Enterprises Should Invest in Strengthening Their Security Programs, Says Paladion
Cyber security company Paladion has said that enterprises today are losing sleep over information security concerns, despite investing heavily on technology to ensure better business performance. According to the company however, these technology investments are being made in the interest of innovating and accelerating the impact of technology for their customers rather than to protect the data itself.
“The compliance and security teams often approach their CFOs to set aside budgets required to strengthen the companies’ security and compliance programs,” explained Rajat Mohanty, Co-founder, Chairman and CEO at Paladion. “However, owing to the CFO’s risk-averse nature, they mostly focus on the business and the bottom line. In view of this, the next step towards information risk management would be for the CFOs to bring innovative ideas to the table to help their companies remain competitive.”
According to market research firm Gartner, Middle East and North Africa (MENA) spending on information security technology and services reached $1.1 billion in 2015, an increase of 3.3% over 2014. The overall security spending is also on the rise in the region – it grew by 15% in 2015. Analysts at Gartner said that enterprises in MENA are now realising that merely adopting preventive strategies is not enough, and they are beginning to focus on detection and response approaches to improve the security posture of their organization.
Indeed, large organisations in MENA are investing in building out security operations capabilities either in house or by leveraging external services offered by managed security services providers (MSSPs). Organisations surely need to spend more on detection, but not at the expense of blocking known threats. This requires enterprises to relook at their people, process and technology strategies around information security.
According to Gartner, in 2017, more than half of the network attacks targeting enterprises will use encrypted traffic to bypass controls, up from order cipro no rx less than 5% today. In addition, through 2018, more than 40% of state-sponsored attacks will have the source nation misidentified by the target. Also, 99.9% of attacks will be based on product vulnerabilities that were known of for at least a year.
“CFOs and CEOs in such enterprises need to identify all the assets that contain or transmit the information they are trying to protect,” added Mohanty. “It could be anything from a Personal Identification Information (PII), Protected Health Information (PHI), Payment Card Information (PCI), or any other proprietary or sensitive information important to the business.
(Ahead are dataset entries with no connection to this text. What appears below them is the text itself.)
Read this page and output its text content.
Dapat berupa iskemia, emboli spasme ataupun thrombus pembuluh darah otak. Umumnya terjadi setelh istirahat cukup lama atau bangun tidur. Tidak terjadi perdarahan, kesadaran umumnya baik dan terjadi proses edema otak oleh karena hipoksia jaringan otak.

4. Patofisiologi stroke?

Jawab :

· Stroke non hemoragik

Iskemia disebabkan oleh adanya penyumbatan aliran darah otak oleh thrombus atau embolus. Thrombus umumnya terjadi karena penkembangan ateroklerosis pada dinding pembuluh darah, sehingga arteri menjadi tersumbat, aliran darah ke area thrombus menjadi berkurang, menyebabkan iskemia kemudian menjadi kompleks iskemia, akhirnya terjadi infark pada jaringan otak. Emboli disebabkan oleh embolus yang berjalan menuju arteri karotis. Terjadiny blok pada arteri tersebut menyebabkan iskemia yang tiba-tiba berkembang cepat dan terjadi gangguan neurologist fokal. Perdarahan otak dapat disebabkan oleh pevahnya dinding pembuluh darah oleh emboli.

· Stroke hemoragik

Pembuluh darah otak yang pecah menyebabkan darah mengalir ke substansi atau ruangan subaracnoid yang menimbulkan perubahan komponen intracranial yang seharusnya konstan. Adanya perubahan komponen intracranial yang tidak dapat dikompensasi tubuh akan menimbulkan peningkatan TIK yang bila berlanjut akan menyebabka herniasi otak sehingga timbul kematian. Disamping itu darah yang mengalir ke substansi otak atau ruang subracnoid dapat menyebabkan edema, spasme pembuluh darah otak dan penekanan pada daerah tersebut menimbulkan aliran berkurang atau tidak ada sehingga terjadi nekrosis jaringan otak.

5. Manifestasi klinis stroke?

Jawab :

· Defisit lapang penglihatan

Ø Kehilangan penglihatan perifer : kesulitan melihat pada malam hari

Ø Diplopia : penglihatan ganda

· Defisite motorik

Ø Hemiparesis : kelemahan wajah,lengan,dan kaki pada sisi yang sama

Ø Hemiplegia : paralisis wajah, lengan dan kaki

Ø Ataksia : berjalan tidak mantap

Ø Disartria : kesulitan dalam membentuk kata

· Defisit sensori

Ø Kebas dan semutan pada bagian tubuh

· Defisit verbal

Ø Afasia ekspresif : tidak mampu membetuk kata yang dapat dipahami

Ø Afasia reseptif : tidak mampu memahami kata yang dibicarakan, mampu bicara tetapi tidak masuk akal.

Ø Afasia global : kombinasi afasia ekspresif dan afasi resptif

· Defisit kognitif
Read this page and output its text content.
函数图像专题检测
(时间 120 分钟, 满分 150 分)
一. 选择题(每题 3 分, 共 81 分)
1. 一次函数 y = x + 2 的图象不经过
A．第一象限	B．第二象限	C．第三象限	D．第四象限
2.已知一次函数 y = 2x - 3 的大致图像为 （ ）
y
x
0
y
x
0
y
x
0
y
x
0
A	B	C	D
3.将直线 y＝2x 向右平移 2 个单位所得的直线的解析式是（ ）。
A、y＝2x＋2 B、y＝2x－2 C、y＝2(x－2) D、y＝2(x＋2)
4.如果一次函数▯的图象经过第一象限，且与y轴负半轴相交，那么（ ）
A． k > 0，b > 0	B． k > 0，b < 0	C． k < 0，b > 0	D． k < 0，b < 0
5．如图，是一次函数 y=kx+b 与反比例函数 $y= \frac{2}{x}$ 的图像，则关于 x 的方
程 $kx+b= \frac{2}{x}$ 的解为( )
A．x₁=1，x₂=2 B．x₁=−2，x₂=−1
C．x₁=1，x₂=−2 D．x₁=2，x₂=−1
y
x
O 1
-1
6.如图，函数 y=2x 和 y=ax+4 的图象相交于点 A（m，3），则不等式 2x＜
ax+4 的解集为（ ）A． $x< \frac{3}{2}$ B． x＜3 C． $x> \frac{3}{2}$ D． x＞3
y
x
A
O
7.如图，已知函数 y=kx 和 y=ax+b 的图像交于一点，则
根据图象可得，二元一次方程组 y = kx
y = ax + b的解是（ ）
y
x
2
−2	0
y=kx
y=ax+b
These information assets not only include application but also the media that contains those applications, such as servers, back-up tapes, desk tops, laptops, and thumb drives.”
Thus, identification of vulnerabilities of those assets is the next significant step. Taking informed decisions on risk treatment involves isolating all combinations of assets, threats to those assets and the vulnerabilities that might be exploited. Absence of these three aspects indicates that there is no risk to the information of the company.
Apart from determining the likelihood of the threats exploiting the vulnerabilities, enterprises also need to generate a risk-list, with high impact risk at the top and low impact risk at the bottom and everything else in between. Once the list is in place, the CISOs, CFOs, CEOs and all other C-suites need to congregate and belt out solutions and determine the cost of all risks.
“Continuous evaluations and re-evaluations of risks that a company faces, is a good practice. Although time, energy and commitment are some of the most important pre-requisites for such practices, one has to agree that ongoing vigilance has its own rewards. Apart from mitigating huge business costs, it also saves the companies immense reputational damage that could stem out of data breach,” concluded Mohanty.